To wszystko nie spodobało się ministrowi spraw zagranicznych Węgier.
Peter Szijarto odmówił podpisania deklaracji. Zarzucił jej, że jest “skrajnie pro- migracyjna”, reprezentuje głównie interesy państw afrykańskich i może zaowocować kolejną falę migracji.
Zaprotestował też przeciwko planom - jak to nazwał - „zmiany kompozycji populacji na kontynencie” i oskarżył państwa popierające migrację o "sprzedawanie europejskiej kultury i bezpieczeństwa".
Można by sobie wyobrazić takie słowa padające z ust polityków PiS. Straszenie falą imigrantów było i jest kluczowym elementem ich narracji, a ochrona Polaków przed napływem "obcych" oraz walka z proimigranckim szaleństwem brukselskich elit jedną z najważniejszych obietnic.
A jednak, podczas gdy Węgry protestowały, polski rząd podpisał dokument bez szemrania. Mimo że to tylko deklaracja i nie ma zbyt dużej mocy prawnej, rząd najwyraźniej się jej wstydzi.
Na stronie MSZ nie znajdziemy o niej nawet wzmianki. Nie było wydarzenia!
To nie jedyna wstydliwa tajemnica rządu związana z imigrantami.
Wbrew politycznym deklaracjom, za rządu PiS do Polski przyjeżdża coraz więcej imigrantów.
Urząd do Spraw Cudzoziemców podaje, że w I połowie 2018 roku liczba cudzoziemców z ważnym zezwoleniem na pobyt wzrosła - rok do roku - o 25 tys. osób. Na mapce można porównać ich liczbę w 2017 (czerwony) i 2018 (zielony) w poszczególnych województwach. Największy przyrost nastąpił w Wielkopolsce - o ponad 6 tys. zezwoleń więcej.
Imigranci przyjeżdżają głównie w poszukiwaniu pracy (75 proc. rozpatrzonych w 2018 spraw). Największą grupę cudzoziemców, którzy w 2018 roku dostali pozwolenia na pracę, stanowią oczywiście Ukraińcy (107 tys. osób), ale rośnie liczba obywateli Nepalu (9,2 tys.), Białorusi ( 7,6 tys.), Indii (3,6 tys.) czy Mołdawii (2,5 tys.).
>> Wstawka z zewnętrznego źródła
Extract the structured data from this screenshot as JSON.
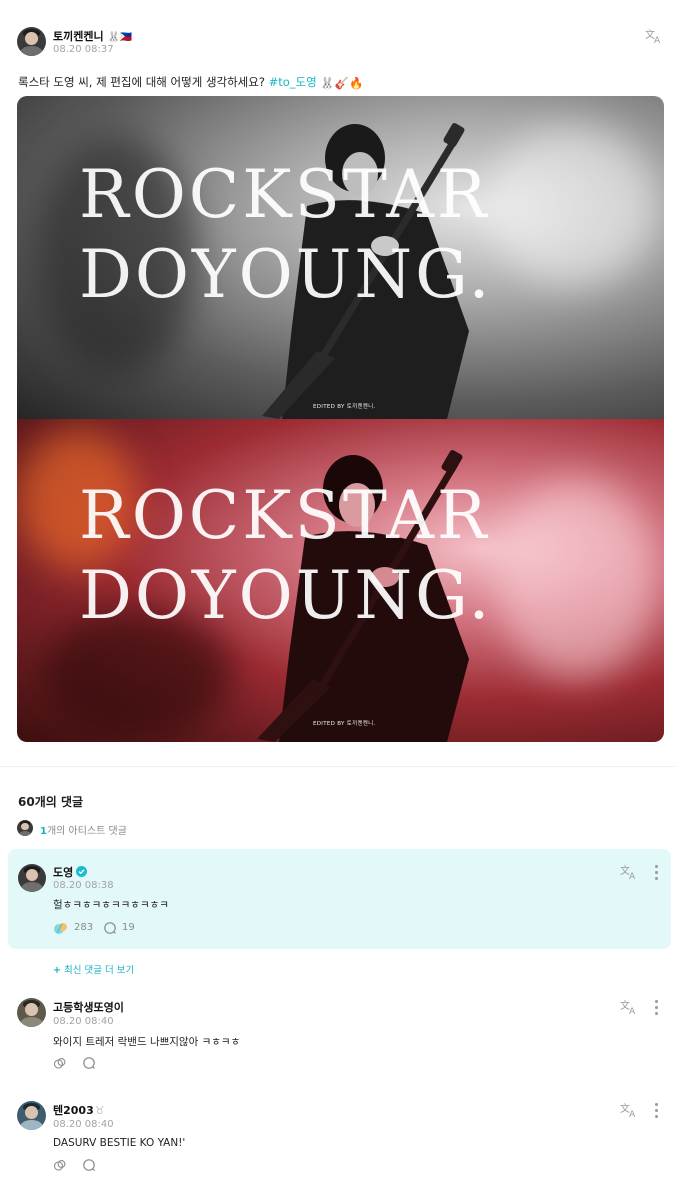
{
  "post": {
    "author": "토끼켄켄니",
    "author_emojis": "🐰🇵🇭",
    "timestamp": "08.20 08:37",
    "text_before": "록스타 도영 씨, 제 편집에 대해 어떻게 생각하세요?",
    "hashtag": "#to_도영",
    "text_emojis": "🐰🎸🔥",
    "image": {
      "panels": [
        {
          "line1": "ROCKSTAR",
          "line2": "DOYOUNG.",
          "credit": "EDITED BY 토끼켄켄니."
        },
        {
          "line1": "ROCKSTAR",
          "line2": "DOYOUNG.",
          "credit": "EDITED BY 토끼켄켄니."
        }
      ]
    }
  },
  "comments_section": {
    "title": "60개의 댓글",
    "artist_count": "1",
    "artist_label": "개의 아티스트 댓글",
    "more_latest": "최신 댓글 더 보기"
  },
  "artist_comment": {
    "author": "도영",
    "timestamp": "08.20 08:38",
    "text": "헐ㅎㅋㅎㅋㅎㅋㅋㅎㅋㅎㅋ",
    "likes": "283",
    "replies": "19"
  },
  "comments": [
    {
      "author": "고등학생또영이",
      "timestamp": "08.20 08:40",
      "text": "와이지 트레저 락밴드 나쁘지않아 ㅋㅎㅋㅎ"
    },
    {
      "author": "텐2003",
      "author_suffix": "♉",
      "timestamp": "08.20 08:40",
      "text": "DASURV BESTIE KO YAN!'"
    }
  ],
  "colors": {
    "accent": "#16b2c4",
    "highlight_bg": "#e3f8f9",
    "muted": "#a4a4a4"
  },
  "icons": [
    "translate-icon",
    "more-icon",
    "like-icon",
    "reply-icon",
    "verified-icon"
  ]
}
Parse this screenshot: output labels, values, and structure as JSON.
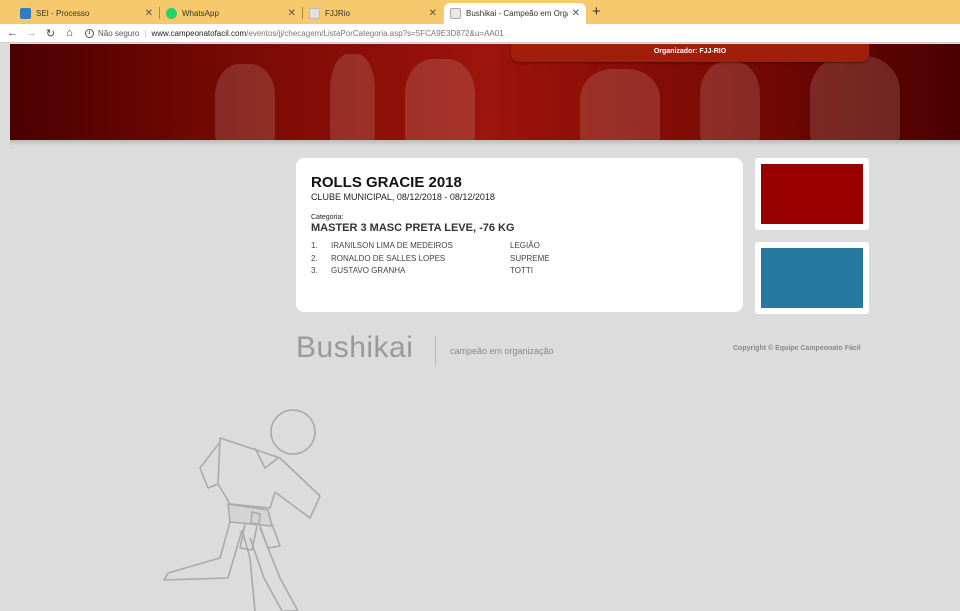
{
  "browser": {
    "tabs": [
      {
        "title": "SEI - Processo",
        "active": false,
        "favicon_color": "#2f7fbf"
      },
      {
        "title": "WhatsApp",
        "active": false,
        "favicon_color": "#25d366"
      },
      {
        "title": "FJJRio",
        "active": false,
        "favicon_color": "#e0e0e0"
      },
      {
        "title": "Bushikai - Campeão em Organiza...",
        "active": true,
        "favicon_color": "#e8e8e8"
      }
    ],
    "new_tab": "+",
    "close_glyph": "✕",
    "nav": {
      "back": "←",
      "forward": "→",
      "reload": "↻",
      "home": "⌂"
    },
    "security_text": "Não seguro",
    "url_host": "www.campeonatofacil.com",
    "url_path": "/eventos/jj/checagem/ListaPorCategoria.asp?s=5FCA9E3D872&u=AA01"
  },
  "banner": {
    "organizer": "Organizador: FJJ-RIO",
    "accent_color": "#9c140b"
  },
  "event": {
    "title": "ROLLS GRACIE 2018",
    "subtitle": "CLUBE MUNICIPAL, 08/12/2018 - 08/12/2018",
    "category_label": "Categoria:",
    "category_name": "MASTER 3 MASC PRETA LEVE, -76 KG",
    "results": [
      {
        "pos": "1.",
        "athlete": "IRANILSON LIMA DE MEDEIROS",
        "team": "LEGIÃO"
      },
      {
        "pos": "2.",
        "athlete": "RONALDO DE SALLES LOPES",
        "team": "SUPREME"
      },
      {
        "pos": "3.",
        "athlete": "GUSTAVO GRANHA",
        "team": "TOTTI"
      }
    ]
  },
  "side_panels": [
    {
      "color": "#990000"
    },
    {
      "color": "#26799e"
    }
  ],
  "footer": {
    "brand": "Bushikai",
    "tagline": "campeão em organização",
    "copyright": "Copyright © Equipe Campeonato Fácil"
  }
}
Pozwolenie na pracę dostało też około 3 tysięcy obywateli Bangladeszu i 1,4 tys, obywateli Azerbejdżanu, co podważa rządowe deklaracje o nieprzyjmowaniu imigrantów z państw muzułmańskich.
Brak konsekwencji rządu w sprawie imigrantów nie umknął prawicowym mediom, ani wiernym strażnikom prawości PiS, takim jak posłanka Krystyna Pawłowicz. W czerwcu napisała do premiera list, który opublikowała też na twitterze.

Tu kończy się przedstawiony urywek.